La commune de Chiny est administrée depuis 13 ans par le même homme, le « député-maire » Sébastian Pirlot. Avant cela, il en aura été, dès 2000, le premier échevin. Vingt ans de pouvoir communal, ça use ! Surtout, et sans doute le cas n’est-il pas unique, l’exercice du pouvoir confère chez certaines personnes un tel sentiment de toute-puissance qu’il leur fait perdre toute retenue.
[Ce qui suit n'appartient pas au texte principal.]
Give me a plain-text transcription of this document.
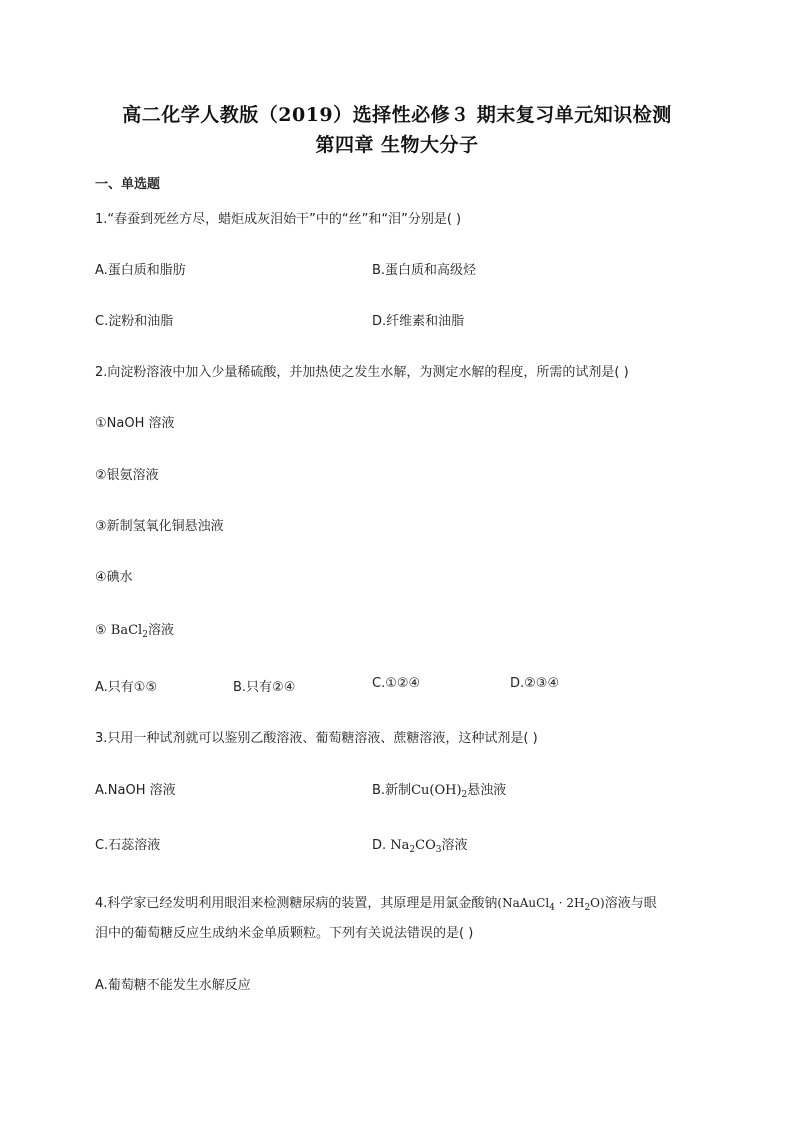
高二化学人教版（2019）选择性必修３ 期末复习单元知识检测
第四章 生物大分子
一、单选题
1.“春蚕到死丝方尽，蜡炬成灰泪始干”中的“丝”和“泪”分别是( )
A.蛋白质和脂肪	B.蛋白质和高级烃
C.淀粉和油脂	D.纤维素和油脂
2.向淀粉溶液中加入少量稀硫酸，并加热使之发生水解，为测定水解的程度，所需的试剂是( )
①NaOH 溶液
②银氨溶液
③新制氢氧化铜悬浊液
④碘水
⑤ BaCl$_2$溶液
A.只有①⑤	B.只有②④	C.①②④	D.②③④
3.只用一种试剂就可以鉴别乙酸溶液、葡萄糖溶液、蔗糖溶液，这种试剂是( )
A.NaOH 溶液	B.新制$Cu(OH)_2$悬浊液
C.石蕊溶液	D. $Na_2CO_3$溶液
4.科学家已经发明利用眼泪来检测糖尿病的装置，其原理是用氯金酸钠(NaAuCl$_4$ · $2H_2O$)溶液与眼
泪中的葡萄糖反应生成纳米金单质颗粒。下列有关说法错误的是( )
A.葡萄糖不能发生水解反应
Lors des dernières élections communales de 2018, celui qu’on appelle « le seigneur du Faing »(1) était parvenu à faire disparaître toute velléité d’opposition dans sa commune en incluant sur sa liste trois des cinq élus de la minorité, gommant ainsi la possibilité de constituer une liste alternative dans un délai raisonnable. Résultat : une seule liste en présence, celle du très modeste « député-maire ». Pas de suspens en vue et la garantie pour Sébastian Pirlot de régner à sa guise avec un Collège acquis à sa dévotion. 
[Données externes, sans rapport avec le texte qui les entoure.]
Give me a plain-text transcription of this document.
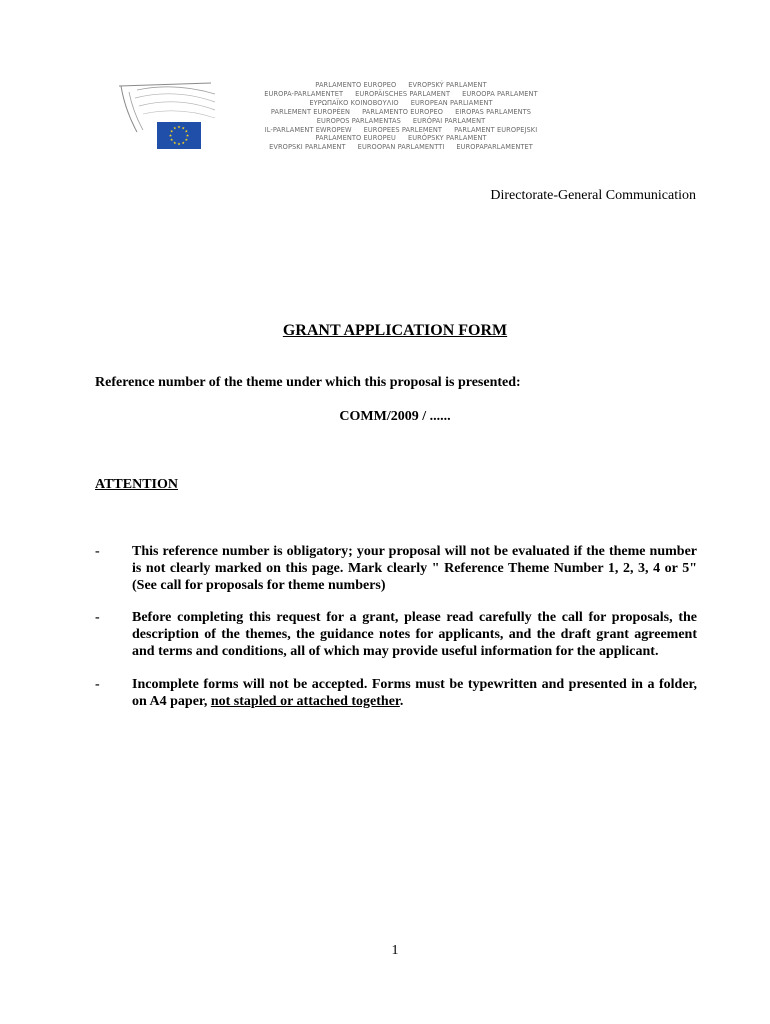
PARLAMENTO EUROPEO EVROPSKÝ PARLAMENT
EUROPA-PARLAMENTET EUROPÄISCHES PARLAMENT EUROOPA PARLAMENT
ΕΥΡΩΠΑΪΚΟ ΚΟΙΝΟΒΟΥΛΙΟ EUROPEAN PARLIAMENT
PARLEMENT EUROPÉEN PARLAMENTO EUROPEO EIROPAS PARLAMENTS
EUROPOS PARLAMENTAS EURÓPAI PARLAMENT
IL-PARLAMENT EWROPEW EUROPEES PARLEMENT PARLAMENT EUROPEJSKI
PARLAMENTO EUROPEU EURÓPSKY PARLAMENT
EVROPSKI PARLAMENT EUROOPAN PARLAMENTTI EUROPAPARLAMENTET
Directorate-General Communication
GRANT APPLICATION FORM
Reference number of the theme under which this proposal is presented:
COMM/2009 / ......
ATTENTION
-	This reference number is obligatory; your proposal will not be evaluated if the theme number is not clearly marked on this page. Mark clearly " Reference Theme Number 1, 2, 3, 4 or 5" (See call for proposals for theme numbers)
-	Before completing this request for a grant, please read carefully the call for proposals, the description of the themes, the guidance notes for applicants, and the draft grant agreement and terms and conditions, all of which may provide useful information for the applicant.
-	Incomplete forms will not be accepted. Forms must be typewritten and presented in a folder, on A4 paper, not stapled or attached together.
1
Parmi les dossiers sur la table du nouveau Collège, celui de la fermeture de l’école primaire de Chiny. Faute d’inscriptions suffisantes, le Collège a décidé de mettre la clé sous la porte dès fin août, avant même d’attendre le délai légal du 1er octobre. Et pourtant, ce n’est pas faute d’enfants à Chiny ! Seulement voilà : face à l’incompétence notoire de l’institutrice en charge de cette implantation, nombre de parents s’étaient résolus à inscrire leurs enfants dans les écoles des villages voisins. On notera au passage que le pouvoir organisateur de cette école communale, à savoir le Collège communal, était parfaitement au courant de cette situation qu’il a – délibérément ? – laisser pourrir. Avec le lot de complications que l’on imagine en termes de fatigue supplémentaire pour les enfants, stress et coûts pour les parents obligés de parcourir en voiture plusieurs kilomètres matin et soir – le Collège communal n’ayant évidemment pas pris l’initiative d’organiser un transport scolaire ! Sans compter la pollution engendrée par une circulation automobile intensifiée. 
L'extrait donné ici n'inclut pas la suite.